カナリーを守るためにずっと心の刃を影の幹部全員に突き付けていたのだ。
それがカナリーを守ることだと信じて。
その刃をふるわなかったのは単に確実な機会がなかっただけ。
そして今カーンはカナリーが絶体絶命の危機にあると判断し、油断しきった私に刃を向けた。
真っ二つに断ち割られた衣装が足元に落ちる。
振り向いた裸体にもう朱の線は無い。
ピッと音がして今度はカーンの首の外周を朱の線がつないだ。
私は武器を持っていない、手で触れただけ。
そして使った術は本質的にカーンと同じでより洗練されたもの。
驚愕を浮かべたまま固まるカーンにしなだれかかった。
「一言だけ。

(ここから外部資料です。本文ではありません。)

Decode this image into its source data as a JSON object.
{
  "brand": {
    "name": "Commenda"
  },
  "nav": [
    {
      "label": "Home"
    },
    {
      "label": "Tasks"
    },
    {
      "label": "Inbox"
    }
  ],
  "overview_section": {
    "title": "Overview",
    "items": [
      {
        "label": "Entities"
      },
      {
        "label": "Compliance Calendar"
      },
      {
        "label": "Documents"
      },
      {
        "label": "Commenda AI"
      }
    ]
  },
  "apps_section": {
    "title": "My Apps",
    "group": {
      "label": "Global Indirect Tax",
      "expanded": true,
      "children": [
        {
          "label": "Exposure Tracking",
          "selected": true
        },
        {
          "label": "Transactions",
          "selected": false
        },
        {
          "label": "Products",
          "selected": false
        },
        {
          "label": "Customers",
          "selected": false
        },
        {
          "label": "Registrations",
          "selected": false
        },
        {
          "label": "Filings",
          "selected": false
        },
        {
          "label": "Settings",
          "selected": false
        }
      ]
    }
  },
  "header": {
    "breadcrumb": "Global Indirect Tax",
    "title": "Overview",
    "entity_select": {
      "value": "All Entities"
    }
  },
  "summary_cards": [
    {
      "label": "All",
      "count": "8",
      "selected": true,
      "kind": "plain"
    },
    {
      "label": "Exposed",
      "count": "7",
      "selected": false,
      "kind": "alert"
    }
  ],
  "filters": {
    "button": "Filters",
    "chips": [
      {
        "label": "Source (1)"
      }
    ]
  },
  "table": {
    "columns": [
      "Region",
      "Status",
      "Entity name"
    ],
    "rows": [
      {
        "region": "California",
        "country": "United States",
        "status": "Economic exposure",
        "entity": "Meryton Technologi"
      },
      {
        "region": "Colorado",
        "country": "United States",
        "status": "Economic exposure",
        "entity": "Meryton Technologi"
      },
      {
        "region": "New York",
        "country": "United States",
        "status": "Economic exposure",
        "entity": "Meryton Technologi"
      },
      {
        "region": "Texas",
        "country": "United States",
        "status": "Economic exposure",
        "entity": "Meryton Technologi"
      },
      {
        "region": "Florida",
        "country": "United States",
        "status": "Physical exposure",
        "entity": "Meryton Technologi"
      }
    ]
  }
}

一言 好きだ と言ってカナリーを抱きしめればすべては終わっていたのです」
「な、何者だ?」
「私は進化するためにあなたが私の体内にに残したものと交わって生まれなおしたもの」
そう私はレイアであってもうレイアではない。
「大会に優勝したならカナリーのこと、お義母さまと呼んであげてもいいわよ、お父様」
そう、私はカーンの正面から首に一周回る傷を浅くつけただけ。
痛みもほとんどないはずだ。
カーンから一歩離れて再度命じた。
「命令は伝えたはずだ。カナリーに関する任務は放棄せよ。大会では死力を尽くして優勝するように」
カーンが出て行って一人だけの部屋、何もない部屋の隅を見つめる。
「私が責任をもって対処します。そういうことにしましたからいいですわね、おじいさま」
全く離れた別の部屋、娘を無くした男が水晶から見つめてくる視線を外した。